Au total, Donald Trump obtient un score supérieur de 11 points de pourcentage chez les hommes par rapport à Kamala Harris. Chez les minorités, l’écart est encore plus grand : 68 % des femmes latinas déclarent vouloir voter pour Kamala Harris, tandis que les hommes sont plus partagés (48 % pour le républicain).
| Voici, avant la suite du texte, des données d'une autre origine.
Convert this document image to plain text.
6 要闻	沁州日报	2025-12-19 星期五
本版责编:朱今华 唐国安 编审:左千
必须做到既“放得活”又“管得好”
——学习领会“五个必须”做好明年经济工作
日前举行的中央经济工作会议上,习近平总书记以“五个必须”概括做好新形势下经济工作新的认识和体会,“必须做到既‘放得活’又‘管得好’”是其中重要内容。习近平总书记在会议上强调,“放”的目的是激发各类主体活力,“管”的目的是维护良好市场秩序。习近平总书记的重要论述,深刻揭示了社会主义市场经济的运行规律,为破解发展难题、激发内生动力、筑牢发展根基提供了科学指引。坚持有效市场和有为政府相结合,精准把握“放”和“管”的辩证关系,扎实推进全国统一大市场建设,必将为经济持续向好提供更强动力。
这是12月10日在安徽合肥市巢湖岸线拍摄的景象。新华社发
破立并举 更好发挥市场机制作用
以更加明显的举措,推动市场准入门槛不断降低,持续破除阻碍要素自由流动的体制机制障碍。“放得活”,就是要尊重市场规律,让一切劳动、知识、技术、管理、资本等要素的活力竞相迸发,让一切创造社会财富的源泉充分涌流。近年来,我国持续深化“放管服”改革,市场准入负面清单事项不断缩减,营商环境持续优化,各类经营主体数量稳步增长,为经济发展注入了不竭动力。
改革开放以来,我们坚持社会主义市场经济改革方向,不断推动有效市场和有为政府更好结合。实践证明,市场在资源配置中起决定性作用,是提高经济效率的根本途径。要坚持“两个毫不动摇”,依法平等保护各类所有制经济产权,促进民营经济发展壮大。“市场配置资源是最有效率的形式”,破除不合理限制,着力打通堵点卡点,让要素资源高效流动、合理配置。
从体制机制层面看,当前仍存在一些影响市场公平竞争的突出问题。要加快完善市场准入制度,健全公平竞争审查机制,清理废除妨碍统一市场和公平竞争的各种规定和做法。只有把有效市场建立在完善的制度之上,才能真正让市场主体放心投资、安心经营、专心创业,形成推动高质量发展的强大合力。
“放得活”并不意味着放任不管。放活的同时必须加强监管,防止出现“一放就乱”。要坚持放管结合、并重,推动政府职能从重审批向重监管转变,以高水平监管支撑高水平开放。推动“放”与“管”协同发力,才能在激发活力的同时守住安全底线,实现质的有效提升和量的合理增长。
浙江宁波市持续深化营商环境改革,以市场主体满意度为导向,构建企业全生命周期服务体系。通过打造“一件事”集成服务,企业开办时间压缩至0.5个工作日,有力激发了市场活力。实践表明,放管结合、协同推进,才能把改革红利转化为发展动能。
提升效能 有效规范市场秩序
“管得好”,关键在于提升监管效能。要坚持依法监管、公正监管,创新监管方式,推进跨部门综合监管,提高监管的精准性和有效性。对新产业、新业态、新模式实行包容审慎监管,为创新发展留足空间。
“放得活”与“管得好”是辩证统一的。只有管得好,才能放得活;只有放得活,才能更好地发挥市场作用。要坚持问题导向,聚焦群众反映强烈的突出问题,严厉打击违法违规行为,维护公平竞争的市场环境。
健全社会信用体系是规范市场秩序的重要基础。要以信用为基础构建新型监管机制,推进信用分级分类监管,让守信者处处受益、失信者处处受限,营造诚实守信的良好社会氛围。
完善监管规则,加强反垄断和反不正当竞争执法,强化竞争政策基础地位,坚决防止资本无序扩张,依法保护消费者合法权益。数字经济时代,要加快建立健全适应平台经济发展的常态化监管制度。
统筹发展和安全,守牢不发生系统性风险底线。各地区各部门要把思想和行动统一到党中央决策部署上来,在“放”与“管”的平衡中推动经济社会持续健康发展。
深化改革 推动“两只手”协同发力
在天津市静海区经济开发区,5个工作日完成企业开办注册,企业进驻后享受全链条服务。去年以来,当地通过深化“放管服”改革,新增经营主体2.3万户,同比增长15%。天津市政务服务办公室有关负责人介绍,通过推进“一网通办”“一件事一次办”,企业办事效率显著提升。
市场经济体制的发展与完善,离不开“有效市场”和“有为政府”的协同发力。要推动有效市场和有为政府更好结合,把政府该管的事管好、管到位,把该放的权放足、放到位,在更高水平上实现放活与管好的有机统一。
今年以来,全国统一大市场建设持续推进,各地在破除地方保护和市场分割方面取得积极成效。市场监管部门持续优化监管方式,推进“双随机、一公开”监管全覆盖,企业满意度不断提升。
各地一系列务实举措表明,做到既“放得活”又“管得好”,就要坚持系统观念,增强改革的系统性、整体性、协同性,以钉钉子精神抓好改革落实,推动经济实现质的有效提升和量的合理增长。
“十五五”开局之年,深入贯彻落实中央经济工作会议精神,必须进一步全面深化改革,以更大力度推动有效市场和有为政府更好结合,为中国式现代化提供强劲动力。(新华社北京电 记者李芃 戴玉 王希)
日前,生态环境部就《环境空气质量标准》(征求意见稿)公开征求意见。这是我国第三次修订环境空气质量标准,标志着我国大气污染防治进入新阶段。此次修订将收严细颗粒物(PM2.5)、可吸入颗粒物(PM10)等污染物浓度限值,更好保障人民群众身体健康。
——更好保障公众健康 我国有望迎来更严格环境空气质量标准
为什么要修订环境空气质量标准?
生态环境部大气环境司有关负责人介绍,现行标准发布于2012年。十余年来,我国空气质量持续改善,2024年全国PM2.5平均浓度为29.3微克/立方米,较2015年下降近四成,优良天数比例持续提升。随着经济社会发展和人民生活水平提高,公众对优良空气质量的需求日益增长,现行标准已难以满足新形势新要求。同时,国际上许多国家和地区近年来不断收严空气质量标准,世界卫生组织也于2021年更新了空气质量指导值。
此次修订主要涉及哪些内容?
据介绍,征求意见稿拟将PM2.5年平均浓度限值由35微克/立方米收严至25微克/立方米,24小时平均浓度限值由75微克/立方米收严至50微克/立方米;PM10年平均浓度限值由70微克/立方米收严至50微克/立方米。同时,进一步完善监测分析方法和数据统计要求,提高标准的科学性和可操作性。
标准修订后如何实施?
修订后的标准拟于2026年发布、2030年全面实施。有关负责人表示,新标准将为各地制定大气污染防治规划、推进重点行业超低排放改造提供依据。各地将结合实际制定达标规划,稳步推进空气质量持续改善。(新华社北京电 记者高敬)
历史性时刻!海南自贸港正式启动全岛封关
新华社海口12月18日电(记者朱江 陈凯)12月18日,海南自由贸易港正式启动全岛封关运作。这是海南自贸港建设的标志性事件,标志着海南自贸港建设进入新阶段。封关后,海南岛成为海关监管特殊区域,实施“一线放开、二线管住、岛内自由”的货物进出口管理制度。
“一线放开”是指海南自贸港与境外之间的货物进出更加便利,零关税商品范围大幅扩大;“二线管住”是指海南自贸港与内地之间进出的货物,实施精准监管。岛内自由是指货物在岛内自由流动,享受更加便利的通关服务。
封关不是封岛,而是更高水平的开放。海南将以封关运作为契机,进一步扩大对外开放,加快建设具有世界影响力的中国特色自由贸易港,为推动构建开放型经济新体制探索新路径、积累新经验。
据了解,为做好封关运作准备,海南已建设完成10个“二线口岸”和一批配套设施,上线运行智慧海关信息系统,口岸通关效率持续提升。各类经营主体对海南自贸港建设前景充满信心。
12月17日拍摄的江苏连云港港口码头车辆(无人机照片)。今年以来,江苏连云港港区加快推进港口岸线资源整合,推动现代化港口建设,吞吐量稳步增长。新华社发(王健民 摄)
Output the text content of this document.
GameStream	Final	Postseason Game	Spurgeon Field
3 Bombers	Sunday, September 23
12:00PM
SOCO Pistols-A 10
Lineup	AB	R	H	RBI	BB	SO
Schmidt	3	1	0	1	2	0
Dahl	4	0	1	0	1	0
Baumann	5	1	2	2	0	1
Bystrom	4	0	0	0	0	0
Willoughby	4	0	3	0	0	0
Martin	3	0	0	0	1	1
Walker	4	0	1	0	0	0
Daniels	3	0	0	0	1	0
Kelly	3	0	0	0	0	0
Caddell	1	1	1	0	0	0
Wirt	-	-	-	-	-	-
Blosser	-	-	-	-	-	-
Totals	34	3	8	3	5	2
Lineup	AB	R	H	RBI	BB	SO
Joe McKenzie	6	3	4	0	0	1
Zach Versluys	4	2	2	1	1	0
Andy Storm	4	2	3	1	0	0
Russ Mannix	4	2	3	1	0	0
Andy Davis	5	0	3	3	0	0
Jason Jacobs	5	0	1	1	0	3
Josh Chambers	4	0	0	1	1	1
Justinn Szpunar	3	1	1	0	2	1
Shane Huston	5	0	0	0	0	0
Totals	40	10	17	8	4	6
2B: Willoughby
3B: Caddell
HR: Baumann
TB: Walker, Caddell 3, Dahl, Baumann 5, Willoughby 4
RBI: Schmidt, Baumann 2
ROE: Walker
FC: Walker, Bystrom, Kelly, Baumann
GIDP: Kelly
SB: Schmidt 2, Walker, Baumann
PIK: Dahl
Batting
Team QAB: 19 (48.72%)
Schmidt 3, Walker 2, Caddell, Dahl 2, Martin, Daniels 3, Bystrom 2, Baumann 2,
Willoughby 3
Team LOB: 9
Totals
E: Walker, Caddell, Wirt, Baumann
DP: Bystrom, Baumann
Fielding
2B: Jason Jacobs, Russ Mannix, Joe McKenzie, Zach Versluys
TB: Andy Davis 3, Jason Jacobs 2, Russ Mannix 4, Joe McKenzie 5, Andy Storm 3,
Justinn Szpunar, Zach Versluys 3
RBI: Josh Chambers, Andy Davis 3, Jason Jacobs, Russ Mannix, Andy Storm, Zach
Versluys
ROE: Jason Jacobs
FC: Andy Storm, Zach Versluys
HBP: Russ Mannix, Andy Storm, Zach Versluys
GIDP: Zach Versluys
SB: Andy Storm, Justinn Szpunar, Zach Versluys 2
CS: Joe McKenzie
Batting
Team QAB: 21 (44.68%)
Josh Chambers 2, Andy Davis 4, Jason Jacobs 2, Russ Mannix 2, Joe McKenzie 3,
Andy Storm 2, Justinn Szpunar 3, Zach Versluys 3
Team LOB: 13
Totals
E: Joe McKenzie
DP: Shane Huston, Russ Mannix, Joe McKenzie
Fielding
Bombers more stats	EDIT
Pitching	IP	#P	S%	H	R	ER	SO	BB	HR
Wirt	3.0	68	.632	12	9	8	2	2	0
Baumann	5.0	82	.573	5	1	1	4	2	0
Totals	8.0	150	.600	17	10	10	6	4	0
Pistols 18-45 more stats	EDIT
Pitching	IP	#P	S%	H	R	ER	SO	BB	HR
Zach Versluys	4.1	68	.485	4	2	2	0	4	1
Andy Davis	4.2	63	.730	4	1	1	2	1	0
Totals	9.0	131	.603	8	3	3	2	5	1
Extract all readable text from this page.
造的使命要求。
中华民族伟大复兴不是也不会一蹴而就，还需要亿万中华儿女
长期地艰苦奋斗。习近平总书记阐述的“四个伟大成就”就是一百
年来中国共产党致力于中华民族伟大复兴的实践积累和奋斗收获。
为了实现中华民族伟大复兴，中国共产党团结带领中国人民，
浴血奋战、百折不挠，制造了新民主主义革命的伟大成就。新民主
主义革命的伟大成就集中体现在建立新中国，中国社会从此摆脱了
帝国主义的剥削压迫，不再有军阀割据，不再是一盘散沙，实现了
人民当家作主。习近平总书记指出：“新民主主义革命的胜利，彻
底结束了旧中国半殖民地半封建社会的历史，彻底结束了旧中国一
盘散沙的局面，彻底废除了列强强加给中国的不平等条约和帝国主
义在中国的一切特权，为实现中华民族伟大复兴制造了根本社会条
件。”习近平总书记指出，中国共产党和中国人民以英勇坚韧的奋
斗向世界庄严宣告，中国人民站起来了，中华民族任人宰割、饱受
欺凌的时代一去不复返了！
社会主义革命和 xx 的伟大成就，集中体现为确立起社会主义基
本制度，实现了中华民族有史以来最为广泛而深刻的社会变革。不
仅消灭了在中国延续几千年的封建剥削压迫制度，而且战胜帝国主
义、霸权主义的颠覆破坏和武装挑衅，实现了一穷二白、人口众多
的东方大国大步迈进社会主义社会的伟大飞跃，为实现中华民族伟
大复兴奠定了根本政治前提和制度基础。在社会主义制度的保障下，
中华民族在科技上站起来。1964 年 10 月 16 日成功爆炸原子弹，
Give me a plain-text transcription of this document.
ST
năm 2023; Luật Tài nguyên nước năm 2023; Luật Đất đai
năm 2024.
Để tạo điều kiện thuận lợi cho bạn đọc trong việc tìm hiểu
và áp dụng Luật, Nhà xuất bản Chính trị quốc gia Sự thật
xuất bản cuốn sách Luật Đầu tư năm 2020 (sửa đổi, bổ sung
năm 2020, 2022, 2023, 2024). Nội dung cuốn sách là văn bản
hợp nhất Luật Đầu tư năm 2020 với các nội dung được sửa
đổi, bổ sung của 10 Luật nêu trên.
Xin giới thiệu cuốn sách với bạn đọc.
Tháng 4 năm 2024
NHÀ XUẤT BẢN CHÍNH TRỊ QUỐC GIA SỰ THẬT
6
Les différences culturelles contribuent probablement à cette tendance : les podcasteurs bodybuildés de droite, comme Joe Rogan, rassemblent une audience majoritairement masculine, comptant plusieurs millions d’auditeurs.
Ou alors, comme le dit la politologue américaine Melissa Deckman dans le Guardian : « ils s’en fichent de la politique ». Un écart de 20 points existe entre les femmes et les hommes qui disent s’intéresser à des sujets importants comme l’inflation ou le climat.
Pourquoi ce désintérêt ? Un constat simple s’impose : depuis le début du siècle, les jeunes femmes réussissent mieux que les jeunes hommes à l’école, elles ont plus de chances d’être en couple, elles vont beaucoup moins en prison et se suicident moins que leurs pairs masculins. En réponse, un contrecoup masculiniste, loin d’être cantonné aux forums obscurs de la droite complotiste, s’est développé.
Les États-Unis ne sont pas la seule démocratie touchée par ce fossé qui se creuse : en Corée du Sud, 66 % des hommes refuseraient d’avoir une féministe comme voisine, collègue ou amie. Lors de la dernière élection présidentielle, le candidat qui avait promis de supprimer le ministère de l’Égalité entre les sexes a été élu par 59 % des jeunes hommes, contre seulement 34 % des jeunes femmes.